Are you at least 12 weeks pregnant? This study is recruiting women with healthy pregnancies and women who have experienced an abnormal fetal heart rate or rhythm. Researchers are evaluating fetal magnetocardiography as a new tool to improve the study of fetal heart rate and rhythm. This study is located in Madison, Wisconsin.
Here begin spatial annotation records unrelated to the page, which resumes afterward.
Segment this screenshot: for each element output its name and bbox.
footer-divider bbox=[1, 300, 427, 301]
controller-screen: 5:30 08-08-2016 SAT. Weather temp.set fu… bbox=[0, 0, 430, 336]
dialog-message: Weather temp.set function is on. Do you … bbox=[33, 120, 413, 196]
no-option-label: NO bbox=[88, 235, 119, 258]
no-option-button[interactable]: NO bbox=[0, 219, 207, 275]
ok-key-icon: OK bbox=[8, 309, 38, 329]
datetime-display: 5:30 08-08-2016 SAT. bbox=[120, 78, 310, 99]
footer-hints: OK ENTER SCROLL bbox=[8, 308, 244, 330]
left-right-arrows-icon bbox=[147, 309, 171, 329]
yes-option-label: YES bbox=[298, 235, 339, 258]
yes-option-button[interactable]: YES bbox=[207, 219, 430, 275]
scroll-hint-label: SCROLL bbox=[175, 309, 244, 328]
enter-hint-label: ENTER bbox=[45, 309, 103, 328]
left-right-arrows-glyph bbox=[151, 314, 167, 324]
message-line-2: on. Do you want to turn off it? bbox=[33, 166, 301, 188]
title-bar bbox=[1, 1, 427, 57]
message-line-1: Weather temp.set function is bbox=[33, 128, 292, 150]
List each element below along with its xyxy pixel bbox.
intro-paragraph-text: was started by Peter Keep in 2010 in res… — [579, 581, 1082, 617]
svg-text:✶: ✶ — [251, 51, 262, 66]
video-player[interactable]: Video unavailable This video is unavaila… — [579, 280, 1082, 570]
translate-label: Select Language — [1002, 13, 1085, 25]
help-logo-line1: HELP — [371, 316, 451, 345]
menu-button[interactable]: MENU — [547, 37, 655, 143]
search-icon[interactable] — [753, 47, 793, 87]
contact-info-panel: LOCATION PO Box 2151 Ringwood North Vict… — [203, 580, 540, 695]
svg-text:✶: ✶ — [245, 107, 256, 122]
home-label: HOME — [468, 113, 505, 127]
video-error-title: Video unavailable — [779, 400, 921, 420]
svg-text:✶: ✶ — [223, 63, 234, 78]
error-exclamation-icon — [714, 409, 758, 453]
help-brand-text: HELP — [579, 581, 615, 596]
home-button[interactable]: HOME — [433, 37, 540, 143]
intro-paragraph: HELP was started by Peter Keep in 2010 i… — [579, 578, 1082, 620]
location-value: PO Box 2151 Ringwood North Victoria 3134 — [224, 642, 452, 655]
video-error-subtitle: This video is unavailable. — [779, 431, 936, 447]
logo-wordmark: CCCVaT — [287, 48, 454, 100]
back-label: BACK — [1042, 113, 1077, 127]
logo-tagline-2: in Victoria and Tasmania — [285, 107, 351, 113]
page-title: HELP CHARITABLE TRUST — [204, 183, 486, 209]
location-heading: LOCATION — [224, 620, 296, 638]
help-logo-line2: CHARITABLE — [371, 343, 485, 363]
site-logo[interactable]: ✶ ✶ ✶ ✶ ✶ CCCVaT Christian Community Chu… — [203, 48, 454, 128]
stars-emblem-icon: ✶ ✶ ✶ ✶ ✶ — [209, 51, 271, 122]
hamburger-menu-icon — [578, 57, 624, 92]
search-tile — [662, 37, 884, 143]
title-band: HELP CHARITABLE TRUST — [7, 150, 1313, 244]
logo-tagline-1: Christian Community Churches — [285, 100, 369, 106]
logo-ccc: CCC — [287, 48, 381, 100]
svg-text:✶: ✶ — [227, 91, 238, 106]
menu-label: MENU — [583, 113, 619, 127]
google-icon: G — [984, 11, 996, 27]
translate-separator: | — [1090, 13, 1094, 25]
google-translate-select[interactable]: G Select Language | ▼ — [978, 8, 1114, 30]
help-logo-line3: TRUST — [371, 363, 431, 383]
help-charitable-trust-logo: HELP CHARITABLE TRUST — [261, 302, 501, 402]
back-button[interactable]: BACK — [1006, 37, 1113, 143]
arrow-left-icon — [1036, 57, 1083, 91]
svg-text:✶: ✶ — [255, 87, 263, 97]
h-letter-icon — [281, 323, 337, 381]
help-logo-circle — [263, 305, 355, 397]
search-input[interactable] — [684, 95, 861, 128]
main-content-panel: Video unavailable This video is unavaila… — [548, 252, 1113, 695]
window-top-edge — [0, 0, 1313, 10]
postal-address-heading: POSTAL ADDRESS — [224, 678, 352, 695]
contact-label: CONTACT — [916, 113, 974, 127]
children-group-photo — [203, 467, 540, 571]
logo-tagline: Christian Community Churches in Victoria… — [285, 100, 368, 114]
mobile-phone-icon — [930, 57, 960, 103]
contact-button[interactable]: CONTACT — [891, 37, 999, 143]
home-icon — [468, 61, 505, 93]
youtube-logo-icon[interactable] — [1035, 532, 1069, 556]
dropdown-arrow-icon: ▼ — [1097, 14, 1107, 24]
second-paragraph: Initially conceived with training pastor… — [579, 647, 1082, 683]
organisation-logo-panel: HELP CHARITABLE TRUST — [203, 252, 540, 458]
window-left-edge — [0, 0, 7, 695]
Are you an adult with atrial fibrillation? In this study, researchers are comparing a continuous direct oral anticoagulation (DOAC) use versus time-limited (1 month) DOAC guided by an AF-sensing Smart Watch (AFSW) for persons with atrial fibrillation and a moderate risk of stroke. Participants must be between the ages of 22 and 85 and have a history of atrial fibrillation. The study is taking place at locations in California, Colorado, Florida, Georgia, Illinois, Indiana, Iowa, Maine, Maryland, Massachusetts, Michigan, Minnesota, Missouri, New Jersey, New Mexico, New York, North Carolina, Ohio, Oklahoma, Pennsylvania, South Carolina, Texas, Virginia, Wisconsin, and Washington, D.C.

This study is evaluating the dynamics of red blood cell lysis, pfH, protective proteins and organ injury, limits will be set for safe levels of pfH following the use of CPB.

Are you a healthy adult between the ages of 18 and 60? For this study, researchers are testing a new medication to treat a lung injury called pulmonary arterial hypertension. First, researchers will test the medication to see how it affects healthy people. To participate, you must be a healthy adult between the ages of 18 and 60. The study will take place at the National Institutes of Health Clinical Center in Bethesda, Maryland.

The investigators' central hypothesis is that early combination therapy with two PAH-specific oral therapies that have been shown to be well tolerated in the pediatric population, sildenafil and bosentan, will result in better World Health Organization (WHO) functional class at 12 months after initiation of PAH treatment than therapy with sildenafil alone.